Prince William called the 2012 publication of topless photos of his wife Princess Kate “shocking” in a prepared statement read in the trial against six individuals involved with the images on Tuesday, reported the BBC.
William said in the statement – read by his lawyer Jean Veil – that the long-lens photographs were “all the more painful” because of “the harassment” that led to his own mother Princess Diana’s death in a 1997 car crash.
“The clandestine way in which these photographs were taken was particularly shocking to us as it breached our privacy,” the statement said, according to the BBC.
William and Kate were vacationing in Provence, France, when the images were taken. They were printed in French magazine Closer, while photos of Kate in a bikini were published by newspaper La Provence.
Among those on trial are Closer‘s editor, and two agency photographers accused of taking the images.

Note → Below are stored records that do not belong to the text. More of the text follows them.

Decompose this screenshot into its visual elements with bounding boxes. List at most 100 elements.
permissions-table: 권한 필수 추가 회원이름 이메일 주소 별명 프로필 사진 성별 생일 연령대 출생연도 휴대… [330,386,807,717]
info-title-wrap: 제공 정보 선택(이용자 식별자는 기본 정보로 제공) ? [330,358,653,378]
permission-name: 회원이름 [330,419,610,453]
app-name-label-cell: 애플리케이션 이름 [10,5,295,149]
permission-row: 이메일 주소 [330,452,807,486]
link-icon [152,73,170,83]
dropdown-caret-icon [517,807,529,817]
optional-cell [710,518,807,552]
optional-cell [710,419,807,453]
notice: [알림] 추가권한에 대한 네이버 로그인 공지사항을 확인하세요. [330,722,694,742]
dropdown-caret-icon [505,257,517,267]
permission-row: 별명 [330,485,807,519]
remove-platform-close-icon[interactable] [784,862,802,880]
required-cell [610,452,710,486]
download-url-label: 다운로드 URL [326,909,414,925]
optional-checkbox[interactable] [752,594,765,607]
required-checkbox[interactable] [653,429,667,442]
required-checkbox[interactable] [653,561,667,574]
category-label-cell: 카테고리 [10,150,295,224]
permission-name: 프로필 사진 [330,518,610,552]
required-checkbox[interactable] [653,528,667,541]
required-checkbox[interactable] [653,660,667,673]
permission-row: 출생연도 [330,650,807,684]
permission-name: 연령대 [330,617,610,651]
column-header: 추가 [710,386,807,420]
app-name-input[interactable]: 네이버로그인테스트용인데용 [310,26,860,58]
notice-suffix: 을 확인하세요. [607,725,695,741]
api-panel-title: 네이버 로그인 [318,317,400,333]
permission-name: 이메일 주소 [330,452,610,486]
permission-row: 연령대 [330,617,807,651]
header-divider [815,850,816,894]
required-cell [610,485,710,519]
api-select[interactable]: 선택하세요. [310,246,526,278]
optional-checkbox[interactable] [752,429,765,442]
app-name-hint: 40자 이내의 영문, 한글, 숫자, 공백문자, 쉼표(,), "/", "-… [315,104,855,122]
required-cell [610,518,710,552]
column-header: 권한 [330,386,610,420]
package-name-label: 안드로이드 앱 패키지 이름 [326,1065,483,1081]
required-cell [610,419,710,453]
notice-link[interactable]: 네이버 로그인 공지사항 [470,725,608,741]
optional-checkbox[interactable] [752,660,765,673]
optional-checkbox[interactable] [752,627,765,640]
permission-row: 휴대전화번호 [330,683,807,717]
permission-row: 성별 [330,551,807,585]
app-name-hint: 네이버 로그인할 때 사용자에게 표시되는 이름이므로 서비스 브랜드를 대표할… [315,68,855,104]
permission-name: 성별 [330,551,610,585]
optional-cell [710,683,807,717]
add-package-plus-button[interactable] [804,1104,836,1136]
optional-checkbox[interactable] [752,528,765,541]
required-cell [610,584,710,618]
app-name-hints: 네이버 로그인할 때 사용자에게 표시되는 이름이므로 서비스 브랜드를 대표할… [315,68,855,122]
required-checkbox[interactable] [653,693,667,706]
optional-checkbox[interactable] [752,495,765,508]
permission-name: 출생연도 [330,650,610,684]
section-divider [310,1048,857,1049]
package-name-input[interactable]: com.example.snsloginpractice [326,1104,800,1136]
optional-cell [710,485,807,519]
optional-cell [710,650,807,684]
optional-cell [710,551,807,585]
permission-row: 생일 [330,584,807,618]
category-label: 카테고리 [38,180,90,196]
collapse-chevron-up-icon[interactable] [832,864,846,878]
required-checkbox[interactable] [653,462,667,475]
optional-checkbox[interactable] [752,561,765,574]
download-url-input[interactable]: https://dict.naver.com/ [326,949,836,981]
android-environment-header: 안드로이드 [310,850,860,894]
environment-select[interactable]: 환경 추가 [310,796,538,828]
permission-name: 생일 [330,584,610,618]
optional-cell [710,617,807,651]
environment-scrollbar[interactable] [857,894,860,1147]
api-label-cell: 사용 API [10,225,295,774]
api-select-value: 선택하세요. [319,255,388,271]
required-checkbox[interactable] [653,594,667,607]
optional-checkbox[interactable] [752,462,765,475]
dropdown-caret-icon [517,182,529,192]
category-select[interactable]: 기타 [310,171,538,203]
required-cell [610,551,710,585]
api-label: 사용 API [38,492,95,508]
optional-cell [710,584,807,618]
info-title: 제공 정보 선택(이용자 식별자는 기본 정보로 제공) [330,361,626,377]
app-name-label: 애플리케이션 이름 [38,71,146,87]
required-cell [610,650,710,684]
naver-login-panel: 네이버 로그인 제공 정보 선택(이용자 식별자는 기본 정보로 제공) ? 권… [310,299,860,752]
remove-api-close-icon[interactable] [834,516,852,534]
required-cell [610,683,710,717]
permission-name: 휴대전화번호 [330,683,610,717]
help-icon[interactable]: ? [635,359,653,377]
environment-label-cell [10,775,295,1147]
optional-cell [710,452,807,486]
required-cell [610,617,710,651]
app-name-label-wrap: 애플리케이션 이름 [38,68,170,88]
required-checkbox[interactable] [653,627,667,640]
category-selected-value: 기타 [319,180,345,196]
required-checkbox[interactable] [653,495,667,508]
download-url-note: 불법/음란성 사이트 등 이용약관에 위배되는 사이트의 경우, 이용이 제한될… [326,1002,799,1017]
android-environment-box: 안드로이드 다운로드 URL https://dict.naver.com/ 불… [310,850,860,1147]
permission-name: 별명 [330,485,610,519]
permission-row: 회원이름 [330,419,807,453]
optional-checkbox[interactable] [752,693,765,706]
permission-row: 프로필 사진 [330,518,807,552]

At the time, the St. James’s Palace spokesperson called the invasion of the couple’s privacy “grotesque,” adding, “The incident is reminiscent of the worst excesses of the press and paparazzi during the life of Diana, Princess of Wales, and all the more upsetting to The Duke and Duchess for being so.”
On Monday, William said in his statement, “My wife and I thought that we could go to France for a few days in a secluded villa owned by a member of my family, and thus enjoy our privacy.”
William and Kate’s attorney called for the couple to receive “very large damages” – $1.9 million, according to the Telegraph. He also asked for a “very significant fine” to be imposed.